Monitoring of breathing phases using a bioacoustics method in healthy awake subjects
Alshaer H, Fernie GR, Bradley TD, J. Clin. Monit. Comput. 2011, 25, 285-294.
Breath sounds were recorded from 15 subjects using a microphone fixed in a face frame, while simultaneously recording respiratory movements by respiratory inductance plethysmography (RIP). Subjects were instructed to breathe normally for 2 min. Inspiratory and expiratory segments of breath sounds were determined and extracted from the acoustic data by comparing it to the RIP trace. RESULTS: Frequency bands ratios (BR) were chosen as a feature to distinguish between breathing phases. The route of breathing did not affect the BR ratio within the same phase. When this BR was applied to 436 breathing phases in the validation group, 424 (97%) were correctly identified (Kappa = 0.96, P < 0.001) indicating strong agreement between the acoustic method and the RIP. CONCLUSION: Frequency spectra of breathing sounds recorded from a face-frame, reliably identified the inspiratory and expiratory phases of breathing.

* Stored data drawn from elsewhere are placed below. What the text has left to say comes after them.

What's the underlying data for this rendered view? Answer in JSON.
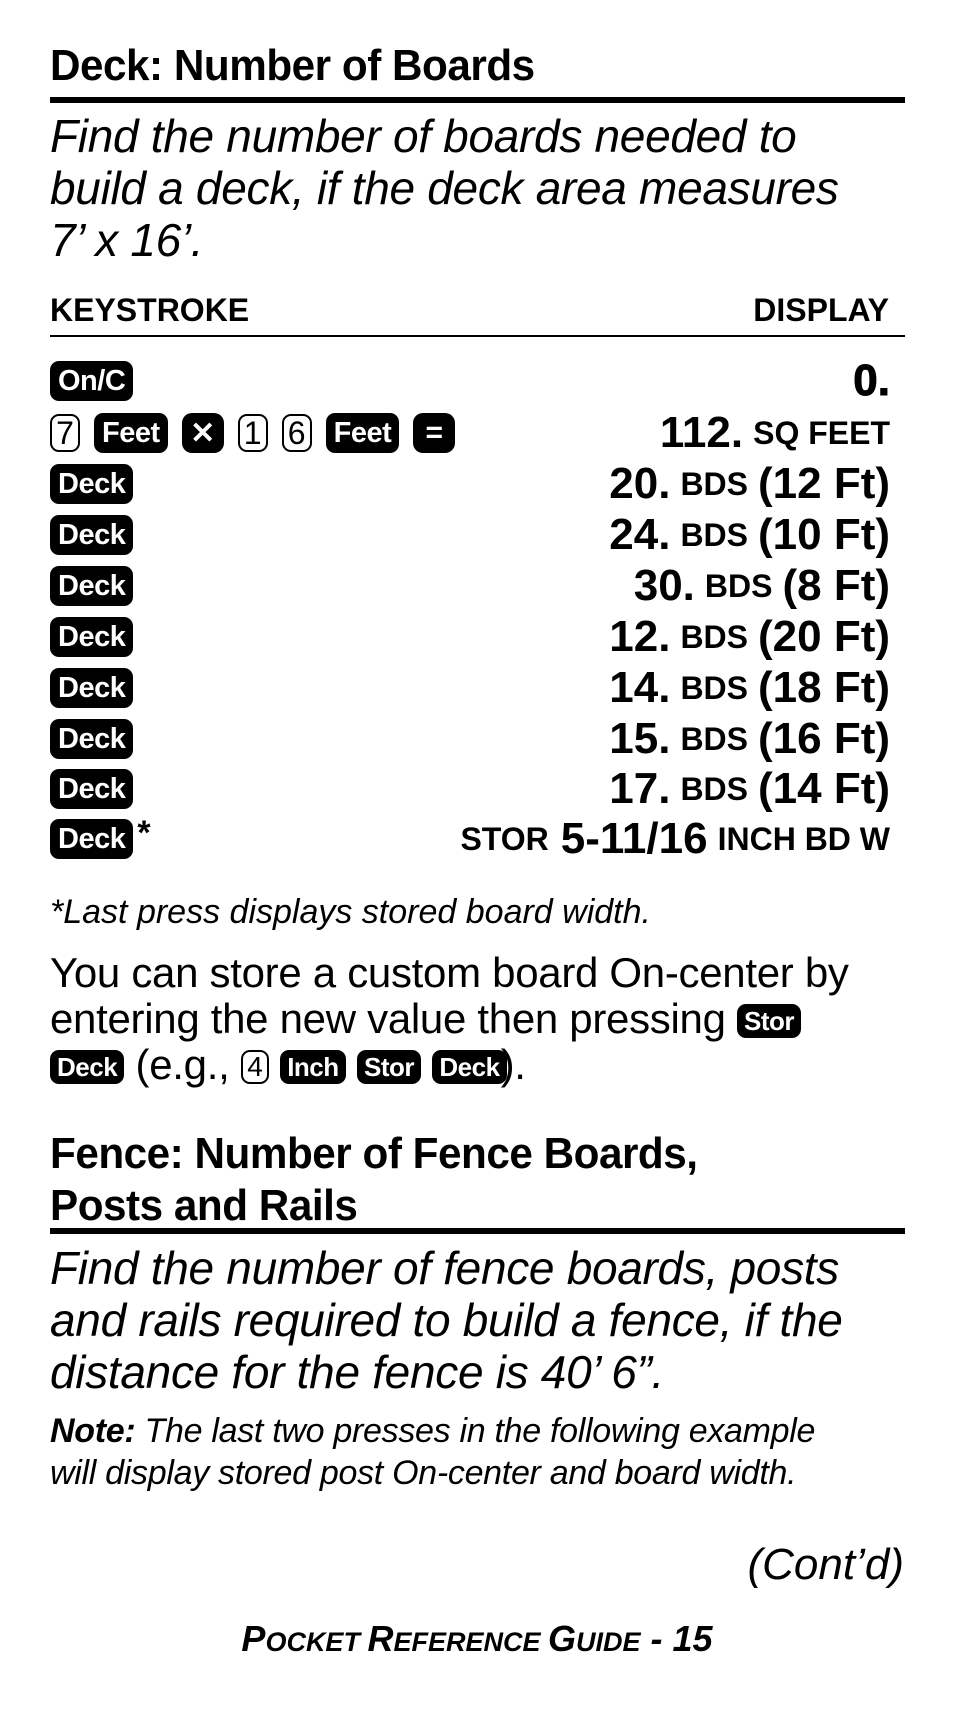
{
  "deck_section": {
    "heading": "Deck: Number of Boards",
    "lead_lines": [
      "Find the number of boards needed to",
      "build a deck, if the deck area measures",
      "7’ x 16’."
    ],
    "columns": {
      "keystroke": "KEYSTROKE",
      "display": "DISPLAY"
    },
    "rows": [
      {
        "keys": [
          {
            "type": "dark",
            "label": "On/C"
          }
        ],
        "display": {
          "value": "0.",
          "unit_small": "",
          "unit": ""
        }
      },
      {
        "keys": [
          {
            "type": "light",
            "label": "7"
          },
          {
            "type": "dark",
            "label": "Feet"
          },
          {
            "type": "sym",
            "label": "✕",
            "icon": "multiply-icon"
          },
          {
            "type": "light",
            "label": "1"
          },
          {
            "type": "light",
            "label": "6"
          },
          {
            "type": "dark",
            "label": "Feet"
          },
          {
            "type": "sym",
            "label": "=",
            "icon": "equals-icon"
          }
        ],
        "display": {
          "value": "112.",
          "unit_small": "SQ FEET",
          "unit": ""
        }
      },
      {
        "keys": [
          {
            "type": "dark",
            "label": "Deck"
          }
        ],
        "display": {
          "value": "20.",
          "unit_small": "BDS",
          "unit": "(12 Ft)"
        }
      },
      {
        "keys": [
          {
            "type": "dark",
            "label": "Deck"
          }
        ],
        "display": {
          "value": "24.",
          "unit_small": "BDS",
          "unit": "(10 Ft)"
        }
      },
      {
        "keys": [
          {
            "type": "dark",
            "label": "Deck"
          }
        ],
        "display": {
          "value": "30.",
          "unit_small": "BDS",
          "unit": "(8 Ft)"
        }
      },
      {
        "keys": [
          {
            "type": "dark",
            "label": "Deck"
          }
        ],
        "display": {
          "value": "12.",
          "unit_small": "BDS",
          "unit": "(20 Ft)"
        }
      },
      {
        "keys": [
          {
            "type": "dark",
            "label": "Deck"
          }
        ],
        "display": {
          "value": "14.",
          "unit_small": "BDS",
          "unit": "(18 Ft)"
        }
      },
      {
        "keys": [
          {
            "type": "dark",
            "label": "Deck"
          }
        ],
        "display": {
          "value": "15.",
          "unit_small": "BDS",
          "unit": "(16 Ft)"
        }
      },
      {
        "keys": [
          {
            "type": "dark",
            "label": "Deck"
          }
        ],
        "display": {
          "value": "17.",
          "unit_small": "BDS",
          "unit": "(14 Ft)"
        }
      }
    ],
    "last_row": {
      "key": "Deck",
      "star": "*",
      "prefix": "STOR",
      "value": "5-11/16",
      "suffix": "INCH BD W"
    },
    "footnote": "*Last press displays stored board width.",
    "custom": {
      "line1": "You can store a custom board On-center by",
      "line2_text": "entering the new value then pressing",
      "key_stor": "Stor",
      "key_deck": "Deck",
      "eg_open": "(e.g.,",
      "key_4": "4",
      "key_inch": "Inch",
      "eg_close": ")."
    }
  },
  "fence_section": {
    "heading_lines": [
      "Fence: Number of Fence Boards,",
      "Posts and Rails"
    ],
    "lead_lines": [
      "Find the number of fence boards, posts",
      "and rails required to build a fence, if the",
      "distance for the fence is 40’ 6”."
    ],
    "note_label": "Note:",
    "note_line1": " The last two presses in the following example",
    "note_line2": "will display stored post On-center and board width.",
    "contd": "(Cont’d)"
  },
  "footer": {
    "p": "P",
    "ocket": "OCKET ",
    "r": "R",
    "eference": "EFERENCE ",
    "g": "G",
    "uide": "UIDE",
    "page": " - 15"
  }
}
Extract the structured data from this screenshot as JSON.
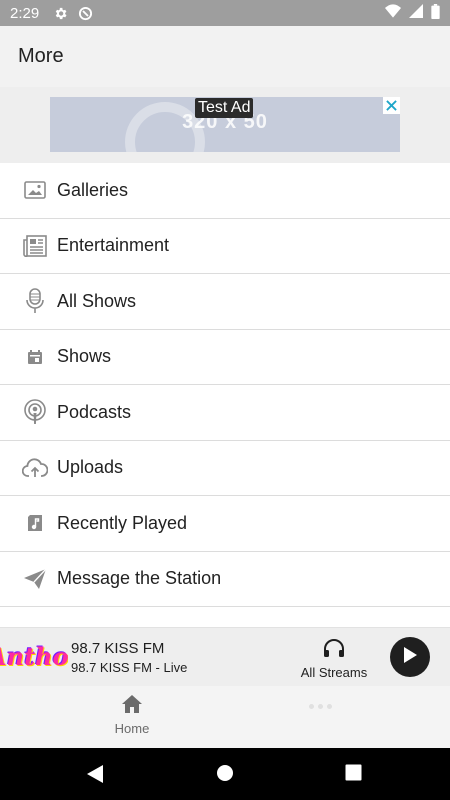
{
  "status_bar": {
    "time": "2:29",
    "icons_left": [
      "settings-gear",
      "sync-circle"
    ],
    "icons_right": [
      "wifi",
      "signal",
      "battery"
    ]
  },
  "header": {
    "title": "More"
  },
  "ad": {
    "label": "Test Ad",
    "size_text": "320 x 50",
    "close_icon": "close-x"
  },
  "menu": {
    "items": [
      {
        "label": "Galleries",
        "icon": "image-icon"
      },
      {
        "label": "Entertainment",
        "icon": "newspaper-icon"
      },
      {
        "label": "All Shows",
        "icon": "microphone-icon"
      },
      {
        "label": "Shows",
        "icon": "calendar-icon"
      },
      {
        "label": "Podcasts",
        "icon": "podcast-icon"
      },
      {
        "label": "Uploads",
        "icon": "cloud-upload-icon"
      },
      {
        "label": "Recently Played",
        "icon": "music-note-icon"
      },
      {
        "label": "Message the Station",
        "icon": "send-icon"
      }
    ]
  },
  "player": {
    "logo_text": "Anthony",
    "station_name": "98.7 KISS FM",
    "station_sub": "98.7 KISS FM - Live",
    "streams_label": "All Streams"
  },
  "bottom_nav": {
    "home_label": "Home"
  },
  "colors": {
    "status_bar": "#9e9e9e",
    "header_bg": "#f2f2f2",
    "ad_bg": "#c6ccdb",
    "ad_close": "#1fa6c9",
    "player_bg": "#eeeeee",
    "play_button": "#1f1f1f"
  }
}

Adaptive segmentation and normalization of breathing acoustic data of subjects with OSA
Alshaer H, Fernie GR, Sejdic E, Bradley TD, Proc IEEE TIC-STH. 2009, 279-784.
Breath sounds in patients with obstructive sleep apnea are very dynamic and variable signals due to their versatile nature. In this paper, we present an adaptive segmentation algorithm for these sounds. The algorithm divides the breath sounds into segments with similar amplitude levels. As the first step, the algorithm creates an envelope of the signal characterizing its long term amplitude variations. Then, K-means clustering is iteratively applied to detect borders between different segments in the envelope. RESULTS: The algorithm is successful in creating a uniform baseline in subjects with and without sleep apnea without obliterating troughs representing apneas. CONCLUSION: We have shown that the proposed algorithm is capable of segmenting waveforms of breath sounds of unknown number of segments and their corresponding duration.